カマを掛けるつもりでなんとなく言ってみた。

いや、むしろ俺の名前を憶えて。のほうが正しいのかも知れない。

夜の仕事の名前じゃなく、俺の本当の名前を。

つか、なんで俺もこんなに美咲にのめり込んでんだってつー話で。

美咲といると俺が俺じゃなくなりそうになる。

むしろ本当の俺がどんなのかも自分では分からなかった。


そんな俺に対して美咲は思い出すかのように視線を遠のき、


「あ、うん」


曖昧な適当な言葉を返してきた。つか、


あ、うん。

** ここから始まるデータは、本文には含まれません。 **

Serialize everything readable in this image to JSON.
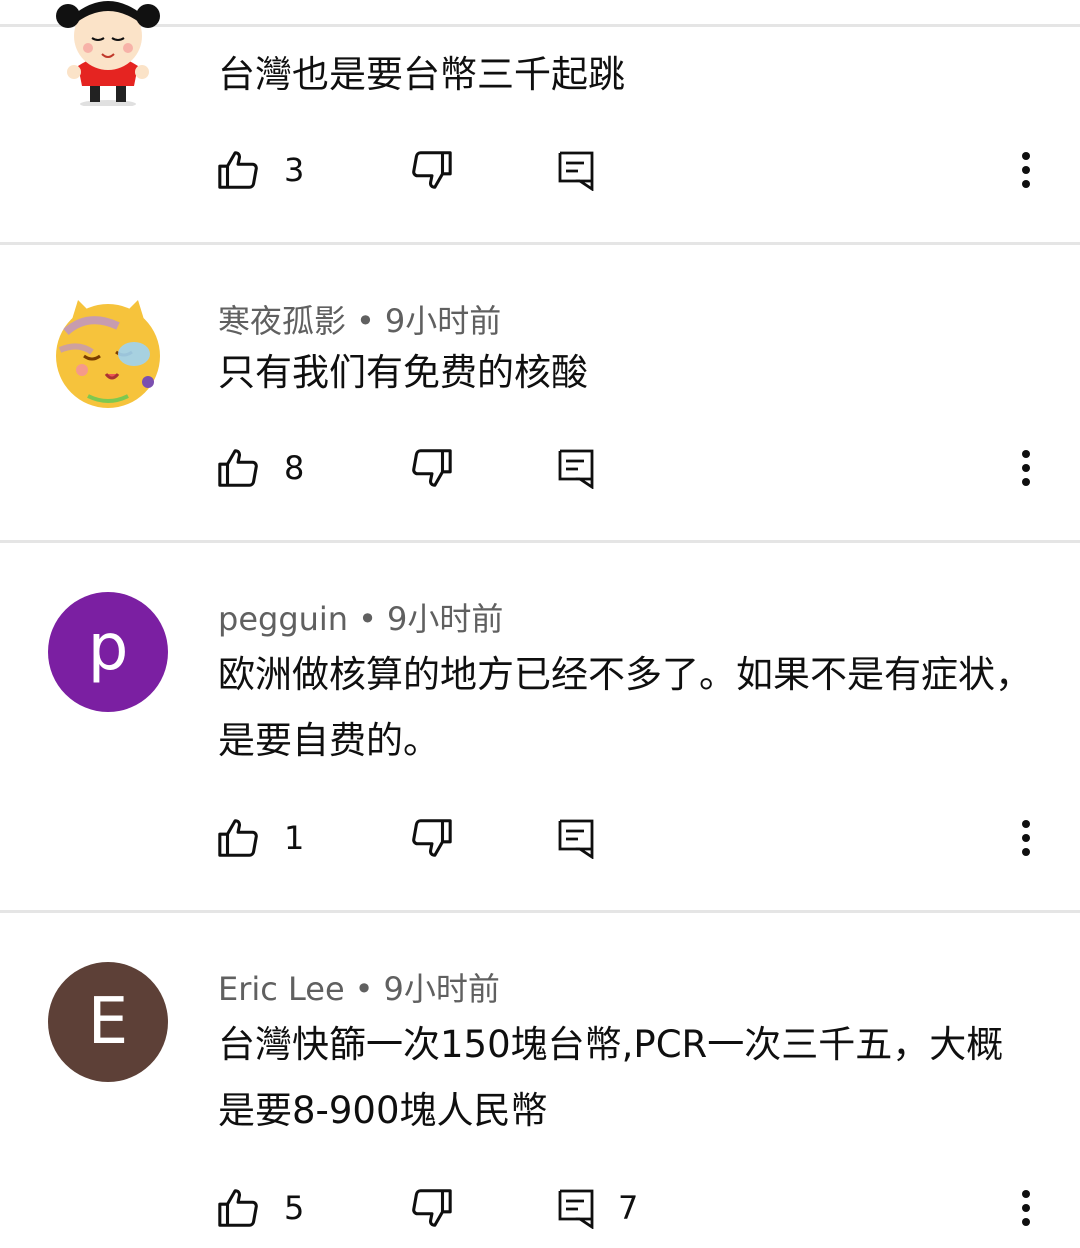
{
  "comments": [
    {
      "author": "",
      "time": "",
      "text": "台灣也是要台幣三千起跳",
      "likes": "3",
      "replies": "",
      "avatar": {
        "type": "image",
        "icon": "pucca-cartoon-avatar"
      }
    },
    {
      "author": "寒夜孤影",
      "time": "9小时前",
      "text": "只有我们有免费的核酸",
      "likes": "8",
      "replies": "",
      "avatar": {
        "type": "image",
        "icon": "cat-cartoon-avatar"
      }
    },
    {
      "author": "pegguin",
      "time": "9小时前",
      "text": "欧洲做核算的地方已经不多了。如果不是有症状，是要自费的。",
      "likes": "1",
      "replies": "",
      "avatar": {
        "type": "letter",
        "letter": "p",
        "color": "#7b1fa2"
      }
    },
    {
      "author": "Eric Lee",
      "time": "9小时前",
      "text": "台灣快篩一次150塊台幣,PCR一次三千五，大概是要8-900塊人民幣",
      "likes": "5",
      "replies": "7",
      "avatar": {
        "type": "letter",
        "letter": "E",
        "color": "#5d4037"
      }
    }
  ],
  "separator": "•"
}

って、なんだよ、その返答。

だから思わず苦笑いが漏れる。

その返事が知ってるって言ってるようなものだった。

って、別に見られて困るもんじゃない。

ただの病院の領収書。


美咲が車から降り、家に入った瞬間、俺は助手席に手を伸ばし領収書を手に取った。

紙に刻まれているのは3日前の日付。


何故か思わずため息が出た。

思えば薬中毒症みたいなもん。

酒をやめない限りは飲み続けねぇと、体力すら限界だろうと。


そんな事、分かっていながらもホストと言うこの名を捨てる事が出来ない俺は、なんなんだろうと。